Are you confident you have enough money to buy food for yourself and your family this month? If the answer is no, you’re not alone. It’s estimated that in the U.S. more than 43 million people live in food-insecure homes. Joey O’Loughlin, a Brooklyn-based photojournalist, spent nearly three years working for Food Bank for New York City, a non-profit hunger relief organization, photographing food pantries all over the city, their staffs, and the clients who depend on their services. Her photos of people waiting hours to receive a bag of groceries are reminiscent of photos of bread lines in the 1930s, but the scenes are repeated daily in community centers, schools and houses of worship around the city. A selection of her images and video interviews are now on view at the Brooklyn Historical Society in a show titled “Hidden in Plain Sight: Portraits of Hunger in NYC.” She says she hopes that the exhibition prompts visitors to ask, “What would you do if you couldn’t feed your family?”
Several of the clients O’Loughlin met at food pantries invited her home, and she shows how they combine food pantry supplies with their own grocery purchases to make meals for their families. Caught between diminishing wages and the rising cost of living in New York City, many of O’Loughlin’s subjects count on food banks and feeding programs to make ends meet. Her images and extensive captions explain how much work is required to take advantage of food services. One sleepy four-year-old boy travels with his family every Saturday on a four-mile round trip to visit two food pantries in Queens. O’Loughlin writes, “They stand in line because things haven’t turned out as they planned, and a bag of food from a pantry is a soft spot in a hard time.” A small room of the exhibition includes video stations where visitors can listen to the clients tell their stories in their own words.

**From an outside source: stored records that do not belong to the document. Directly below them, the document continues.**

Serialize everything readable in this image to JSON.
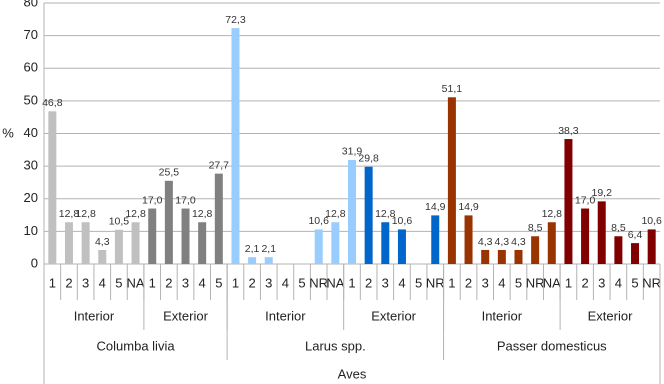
{
  "chart_data": {
    "type": "bar",
    "y_label": "%",
    "x_label": "Aves",
    "ylim": [
      0,
      80
    ],
    "yticks": [
      0,
      10,
      20,
      30,
      40,
      50,
      60,
      70,
      80
    ],
    "grid": true,
    "groups": [
      {
        "name": "Columba livia",
        "subgroups": [
          {
            "name": "Interior",
            "color": "#c0c0c0",
            "categories": [
              "1",
              "2",
              "3",
              "4",
              "5",
              "NA"
            ],
            "values": [
              46.8,
              12.8,
              12.8,
              4.3,
              10.5,
              12.8
            ],
            "value_labels": [
              "46,8",
              "12,8",
              "12,8",
              "4,3",
              "10,5",
              "12,8"
            ]
          },
          {
            "name": "Exterior",
            "color": "#808080",
            "categories": [
              "1",
              "2",
              "3",
              "4",
              "5"
            ],
            "values": [
              17.0,
              25.5,
              17.0,
              12.8,
              27.7
            ],
            "value_labels": [
              "17,0",
              "25,5",
              "17,0",
              "12,8",
              "27,7"
            ]
          }
        ]
      },
      {
        "name": "Larus spp.",
        "subgroups": [
          {
            "name": "Interior",
            "color": "#99ccff",
            "categories": [
              "1",
              "2",
              "3",
              "4",
              "5",
              "NR",
              "NA"
            ],
            "values": [
              72.3,
              2.1,
              2.1,
              null,
              null,
              10.6,
              12.8
            ],
            "value_labels": [
              "72,3",
              "2,1",
              "2,1",
              null,
              null,
              "10,6",
              "12,8"
            ]
          },
          {
            "name": "Exterior",
            "color": "#0066cc",
            "colors": [
              "#99ccff",
              "#0066cc",
              "#0066cc",
              "#0066cc",
              "#0066cc",
              "#0066cc"
            ],
            "categories": [
              "1",
              "2",
              "3",
              "4",
              "5",
              "NR"
            ],
            "values": [
              31.9,
              29.8,
              12.8,
              10.6,
              null,
              14.9
            ],
            "value_labels": [
              "31,9",
              "29,8",
              "12,8",
              "10,6",
              null,
              "14,9"
            ]
          }
        ]
      },
      {
        "name": "Passer domesticus",
        "subgroups": [
          {
            "name": "Interior",
            "color": "#993300",
            "categories": [
              "1",
              "2",
              "3",
              "4",
              "5",
              "NR",
              "NA"
            ],
            "values": [
              51.1,
              14.9,
              4.3,
              4.3,
              4.3,
              8.5,
              12.8
            ],
            "value_labels": [
              "51,1",
              "14,9",
              "4,3",
              "4,3",
              "4,3",
              "8,5",
              "12,8"
            ]
          },
          {
            "name": "Exterior",
            "color": "#800000",
            "categories": [
              "1",
              "2",
              "3",
              "4",
              "5",
              "NR"
            ],
            "values": [
              38.3,
              17.0,
              19.2,
              8.5,
              6.4,
              10.6
            ],
            "value_labels": [
              "38,3",
              "17,0",
              "19,2",
              "8,5",
              "6,4",
              "10,6"
            ]
          }
        ]
      }
    ]
  }
}
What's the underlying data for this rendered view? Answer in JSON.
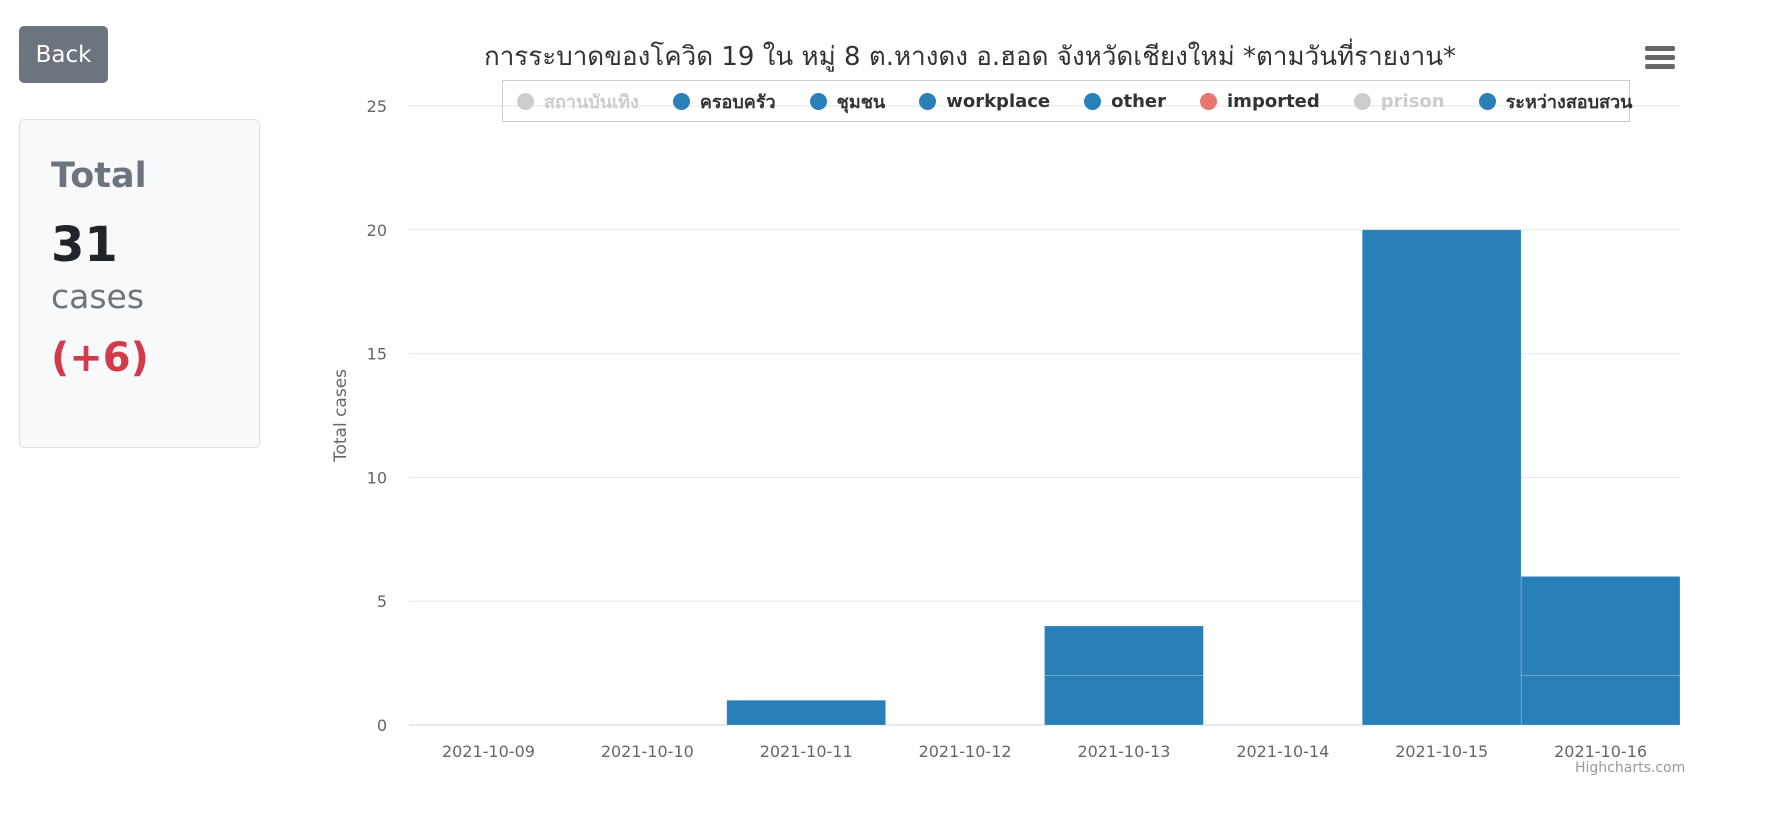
{
  "back_label": "Back",
  "summary": {
    "title": "Total",
    "count": "31",
    "unit": "cases",
    "delta": "(+6)"
  },
  "chart_data": {
    "type": "bar",
    "stacked": true,
    "title": "การระบาดของโควิด 19 ใน หมู่ 8 ต.หางดง อ.ฮอด จังหวัดเชียงใหม่ *ตามวันที่รายงาน*",
    "xlabel": "",
    "ylabel": "Total cases",
    "ylim": [
      0,
      25
    ],
    "yticks": [
      0,
      5,
      10,
      15,
      20,
      25
    ],
    "grid": true,
    "legend_position": "top",
    "categories": [
      "2021-10-09",
      "2021-10-10",
      "2021-10-11",
      "2021-10-12",
      "2021-10-13",
      "2021-10-14",
      "2021-10-15",
      "2021-10-16"
    ],
    "series": [
      {
        "name": "สถานบันเทิง",
        "color": "#cccccc",
        "visible": false,
        "values": [
          0,
          0,
          0,
          0,
          0,
          0,
          0,
          0
        ]
      },
      {
        "name": "ครอบครัว",
        "color": "#2980b9",
        "visible": true,
        "values": [
          0,
          0,
          0,
          0,
          2,
          0,
          0,
          2
        ]
      },
      {
        "name": "ชุมชน",
        "color": "#2980b9",
        "visible": true,
        "values": [
          0,
          0,
          1,
          0,
          2,
          0,
          20,
          4
        ]
      },
      {
        "name": "workplace",
        "color": "#2980b9",
        "visible": true,
        "values": [
          0,
          0,
          0,
          0,
          0,
          0,
          0,
          0
        ]
      },
      {
        "name": "other",
        "color": "#2980b9",
        "visible": true,
        "values": [
          0,
          0,
          0,
          0,
          0,
          0,
          0,
          0
        ]
      },
      {
        "name": "imported",
        "color": "#e8756e",
        "visible": true,
        "values": [
          0,
          0,
          0,
          0,
          0,
          0,
          0,
          0
        ]
      },
      {
        "name": "prison",
        "color": "#cccccc",
        "visible": false,
        "values": [
          0,
          0,
          0,
          0,
          0,
          0,
          0,
          0
        ]
      },
      {
        "name": "ระหว่างสอบสวน",
        "color": "#2980b9",
        "visible": true,
        "values": [
          0,
          0,
          0,
          0,
          0,
          0,
          0,
          0
        ]
      }
    ]
  },
  "menu_icon": "hamburger-menu-icon",
  "credits": "Highcharts.com"
}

O’Loughlin has shot assignments for several social service organizations, both in the U.S. and abroad, and worked as a writer and producer. She has documented families who visit the Brooklyn Autism Center, and worked for the Brooklyn Public Library, documenting its readers and visitors for an exhibition she produced titled “Where the Books Go.” That exhibition caught the attention of Food Bank for NYC, who wanted O’Loughlin to do a similar project about food pantries. Her archive of images grew, and formed the basis for the exhibition at the Brooklyn Historical Society. About “Hidden in Plain Sight,” O’Loughlin says, “The photos in this exhibit are meant to foster connections between the people standing on the lines and the people who walk by them, unaware.” To support that effort, Brooklyn Historical Society is organizing public programming and panels on poverty and hunger while the exhibition is on display throughout the coming election year.